Respecto del futuro inmediato del organismo federal, el ministro indicó que las autoridades provinciales permanecen a la espera de la designación y presentación formal del nuevo Director Ejecutivo del INET para conocer cuáles serán los lineamientos de trabajo y el esquema de asignaciones. En esa línea, remarcó la postura unánime que mantienen las distintas carteras educativas del país:

“Las provincias buscan que el INET mantenga el esquema de apoyo que históricamente tuvo para la educación técnica”.

La búsqueda de certezas institucionales tendrá su próximo punto de inflexión en la asamblea del Consejo Federal de Educación, pautada para los días 13 y 14 de octubre. En ese ámbito multilateral, ministros y ministras de todo el territorio nacional prevén poner sobre la mesa la necesidad de restablecer el flujo de fondos destinados a las áreas técnicas y a los programas que aseguran la igualdad de oportunidades formativas.

El rol estratégico de los legisladores en el Congreso

Con la mirada puesta en el tratamiento legislativo de la ley de leyes, Aranda depositó su confianza en la labor parlamentaria que deberán encabezar los senadores y diputados nacionales en la Cámara de Diputados y en el Senado. La defensa de la masa de recursos coparticipables y de las transferencias automáticas o específicas hacia las provincias asoma como una pulseada determinante para el ciclo lectivo entrante.

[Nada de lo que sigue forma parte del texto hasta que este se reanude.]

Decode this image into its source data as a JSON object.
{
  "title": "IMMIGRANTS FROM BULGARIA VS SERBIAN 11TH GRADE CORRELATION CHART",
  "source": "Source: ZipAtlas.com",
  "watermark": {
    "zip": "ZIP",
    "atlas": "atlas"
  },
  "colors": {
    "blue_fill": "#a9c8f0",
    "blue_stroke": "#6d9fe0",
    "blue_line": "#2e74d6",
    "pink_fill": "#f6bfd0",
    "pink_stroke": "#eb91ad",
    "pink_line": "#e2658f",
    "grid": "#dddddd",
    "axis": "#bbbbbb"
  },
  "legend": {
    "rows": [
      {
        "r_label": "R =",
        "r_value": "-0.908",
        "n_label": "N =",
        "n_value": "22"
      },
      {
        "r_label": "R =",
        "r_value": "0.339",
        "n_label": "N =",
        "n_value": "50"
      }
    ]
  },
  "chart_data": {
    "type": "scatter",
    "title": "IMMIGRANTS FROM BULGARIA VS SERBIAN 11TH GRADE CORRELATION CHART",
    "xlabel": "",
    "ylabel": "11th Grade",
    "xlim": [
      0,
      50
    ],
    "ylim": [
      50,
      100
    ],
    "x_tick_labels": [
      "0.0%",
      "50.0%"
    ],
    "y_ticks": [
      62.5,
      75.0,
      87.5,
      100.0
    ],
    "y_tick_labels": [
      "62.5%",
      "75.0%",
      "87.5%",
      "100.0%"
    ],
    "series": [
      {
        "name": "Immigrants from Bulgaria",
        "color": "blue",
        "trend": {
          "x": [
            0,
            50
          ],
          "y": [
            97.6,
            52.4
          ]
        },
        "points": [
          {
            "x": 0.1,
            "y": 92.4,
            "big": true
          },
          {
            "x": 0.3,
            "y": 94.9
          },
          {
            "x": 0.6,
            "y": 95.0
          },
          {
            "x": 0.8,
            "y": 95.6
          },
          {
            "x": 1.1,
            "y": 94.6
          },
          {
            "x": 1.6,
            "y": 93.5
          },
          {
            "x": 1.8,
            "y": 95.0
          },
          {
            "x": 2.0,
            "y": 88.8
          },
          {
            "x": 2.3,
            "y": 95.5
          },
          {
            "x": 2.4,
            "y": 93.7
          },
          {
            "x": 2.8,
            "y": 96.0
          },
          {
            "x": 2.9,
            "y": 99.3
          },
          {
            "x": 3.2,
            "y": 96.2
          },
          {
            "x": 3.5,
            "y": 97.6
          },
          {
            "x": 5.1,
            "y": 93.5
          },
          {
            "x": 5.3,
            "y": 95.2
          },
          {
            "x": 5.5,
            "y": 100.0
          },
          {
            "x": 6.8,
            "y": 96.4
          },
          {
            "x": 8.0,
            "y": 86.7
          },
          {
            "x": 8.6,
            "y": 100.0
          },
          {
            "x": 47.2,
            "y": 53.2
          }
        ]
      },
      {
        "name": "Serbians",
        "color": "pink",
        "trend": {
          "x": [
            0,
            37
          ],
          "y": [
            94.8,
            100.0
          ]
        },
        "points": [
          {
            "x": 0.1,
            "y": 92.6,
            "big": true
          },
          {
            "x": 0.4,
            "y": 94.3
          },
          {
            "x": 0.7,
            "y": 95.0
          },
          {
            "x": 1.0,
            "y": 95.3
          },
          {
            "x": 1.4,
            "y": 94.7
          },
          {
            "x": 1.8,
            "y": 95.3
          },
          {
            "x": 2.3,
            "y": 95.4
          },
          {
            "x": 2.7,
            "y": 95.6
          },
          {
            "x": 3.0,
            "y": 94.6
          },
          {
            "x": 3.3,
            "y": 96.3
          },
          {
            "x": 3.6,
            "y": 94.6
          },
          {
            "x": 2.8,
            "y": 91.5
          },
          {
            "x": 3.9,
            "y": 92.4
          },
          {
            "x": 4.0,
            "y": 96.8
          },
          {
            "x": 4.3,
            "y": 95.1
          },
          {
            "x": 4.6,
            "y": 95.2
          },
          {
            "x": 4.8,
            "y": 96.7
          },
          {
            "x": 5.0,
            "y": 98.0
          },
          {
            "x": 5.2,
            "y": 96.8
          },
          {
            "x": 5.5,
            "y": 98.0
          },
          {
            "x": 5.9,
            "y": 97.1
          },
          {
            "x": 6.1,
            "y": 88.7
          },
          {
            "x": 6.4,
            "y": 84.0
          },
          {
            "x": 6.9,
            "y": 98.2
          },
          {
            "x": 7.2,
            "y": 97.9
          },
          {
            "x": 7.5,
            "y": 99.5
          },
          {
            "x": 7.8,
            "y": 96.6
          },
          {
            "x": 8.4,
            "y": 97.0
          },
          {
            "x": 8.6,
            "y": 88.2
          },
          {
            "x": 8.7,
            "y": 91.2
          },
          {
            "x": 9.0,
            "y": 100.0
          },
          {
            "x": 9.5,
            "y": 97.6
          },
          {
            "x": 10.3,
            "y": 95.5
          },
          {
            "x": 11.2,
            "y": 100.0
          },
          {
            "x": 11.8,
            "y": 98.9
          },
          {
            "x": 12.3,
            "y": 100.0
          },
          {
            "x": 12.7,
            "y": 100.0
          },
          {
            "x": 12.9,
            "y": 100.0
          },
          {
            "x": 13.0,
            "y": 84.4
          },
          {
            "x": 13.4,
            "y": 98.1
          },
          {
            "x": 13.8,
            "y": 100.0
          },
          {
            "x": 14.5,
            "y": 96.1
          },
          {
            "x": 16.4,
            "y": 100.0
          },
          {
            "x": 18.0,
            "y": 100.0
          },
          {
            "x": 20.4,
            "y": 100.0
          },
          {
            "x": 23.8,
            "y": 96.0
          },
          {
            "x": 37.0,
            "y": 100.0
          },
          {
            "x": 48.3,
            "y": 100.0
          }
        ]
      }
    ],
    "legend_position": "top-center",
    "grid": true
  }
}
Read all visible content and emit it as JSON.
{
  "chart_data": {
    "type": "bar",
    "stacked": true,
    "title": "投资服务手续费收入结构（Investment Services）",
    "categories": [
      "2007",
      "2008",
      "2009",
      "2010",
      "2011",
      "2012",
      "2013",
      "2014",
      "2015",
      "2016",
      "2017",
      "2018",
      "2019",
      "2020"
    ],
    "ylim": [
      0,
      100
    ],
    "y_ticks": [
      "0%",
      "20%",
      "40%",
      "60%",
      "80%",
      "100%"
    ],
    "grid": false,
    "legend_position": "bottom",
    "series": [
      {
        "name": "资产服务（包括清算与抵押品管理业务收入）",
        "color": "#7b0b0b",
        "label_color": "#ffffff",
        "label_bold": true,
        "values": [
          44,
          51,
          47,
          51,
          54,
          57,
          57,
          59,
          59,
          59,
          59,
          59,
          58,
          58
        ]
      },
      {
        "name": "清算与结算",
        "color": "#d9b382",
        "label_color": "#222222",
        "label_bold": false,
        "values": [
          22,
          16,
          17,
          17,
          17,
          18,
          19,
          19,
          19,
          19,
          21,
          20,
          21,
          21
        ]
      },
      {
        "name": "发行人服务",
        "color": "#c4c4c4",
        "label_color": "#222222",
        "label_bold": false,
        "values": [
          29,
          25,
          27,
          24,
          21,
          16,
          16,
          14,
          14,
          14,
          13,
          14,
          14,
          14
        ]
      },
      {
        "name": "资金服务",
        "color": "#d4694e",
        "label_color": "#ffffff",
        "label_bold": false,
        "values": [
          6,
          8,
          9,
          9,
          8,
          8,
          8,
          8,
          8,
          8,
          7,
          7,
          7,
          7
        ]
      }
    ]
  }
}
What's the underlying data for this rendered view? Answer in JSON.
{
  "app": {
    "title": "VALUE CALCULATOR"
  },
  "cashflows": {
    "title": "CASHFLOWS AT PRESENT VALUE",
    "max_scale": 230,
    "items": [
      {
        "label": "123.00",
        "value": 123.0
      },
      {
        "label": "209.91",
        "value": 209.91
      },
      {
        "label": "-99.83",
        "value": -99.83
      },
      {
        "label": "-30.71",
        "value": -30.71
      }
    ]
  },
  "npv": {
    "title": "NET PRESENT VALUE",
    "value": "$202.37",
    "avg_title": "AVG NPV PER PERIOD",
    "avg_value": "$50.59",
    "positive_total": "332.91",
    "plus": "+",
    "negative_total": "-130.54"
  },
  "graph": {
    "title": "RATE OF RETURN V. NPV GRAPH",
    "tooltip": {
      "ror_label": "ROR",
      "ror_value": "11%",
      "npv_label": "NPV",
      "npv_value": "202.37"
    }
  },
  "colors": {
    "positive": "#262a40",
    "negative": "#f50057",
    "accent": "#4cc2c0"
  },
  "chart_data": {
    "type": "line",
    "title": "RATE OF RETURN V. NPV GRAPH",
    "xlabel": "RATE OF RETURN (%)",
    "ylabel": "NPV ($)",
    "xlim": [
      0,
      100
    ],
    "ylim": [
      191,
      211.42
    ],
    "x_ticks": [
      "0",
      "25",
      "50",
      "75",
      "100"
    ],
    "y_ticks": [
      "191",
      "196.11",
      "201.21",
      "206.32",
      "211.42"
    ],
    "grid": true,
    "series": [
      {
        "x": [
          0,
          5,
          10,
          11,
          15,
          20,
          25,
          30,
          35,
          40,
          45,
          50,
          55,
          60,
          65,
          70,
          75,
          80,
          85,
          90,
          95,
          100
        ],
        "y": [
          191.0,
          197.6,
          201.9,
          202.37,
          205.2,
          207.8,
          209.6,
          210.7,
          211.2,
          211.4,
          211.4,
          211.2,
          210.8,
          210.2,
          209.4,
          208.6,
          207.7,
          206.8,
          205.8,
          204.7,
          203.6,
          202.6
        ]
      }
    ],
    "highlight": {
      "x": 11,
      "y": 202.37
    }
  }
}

“Confiamos mucho en nuestros diputados y senadores para que defiendan el presupuesto y la educación obligatoria”, aseveró el ministro misionero, al tiempo que enfatizó que los legisladores de la tierra colorada tienen el mandato de velar por los intereses y derechos de las comunidades escolares que habitan cada rincón de la provincia.

Educación, ciencia y tecnología: el trinomio del desarrollo

Lejos de limitar la demanda al sostenimiento operativo básico de los edificios escolares, Ramiro Aranda amplió el análisis hacia las variables estructurales que marcan el progreso de las naciones en el contexto global contemporáneo. El ministro vinculó estrechamente la calidad educativa con el fortalecimiento del ecosistema científico y tecnológico, advirtiendo que desfinanciar la producción de conocimiento propio condena a una sociedad al estancamiento económico.

“No existen países desarrollados que no inviertan en educación, ciencia y tecnología”.

Bajo esa premisa, el responsable del área educativa en Misiones argumentó que el Estado debe entender la inversión en estas tres áreas no como un gasto prescindible en tiempos de ajuste, sino como una política pública articulada y simultánea. Según consideró, la capacidad de generar conocimiento técnico y científico depende de una base escolar sólida, y al mismo tiempo esa investigación nutre el desarrollo productivo, industrial y social que el país precisa para crecer de manera sostenida.

De cara a las semanas decisivas en las que se fijarán las pautas presupuestarias nacionales, el funcionario cerró su posicionamiento apelando a la responsabilidad institucional colectiva: “Esperamos que nuestros diputados y nuestros senadores defiendan y peleen por eso”, finalizó, ratificando el compromiso de Misiones por preservar el financiamiento que garantice el derecho pleno a la educación en todos sus niveles.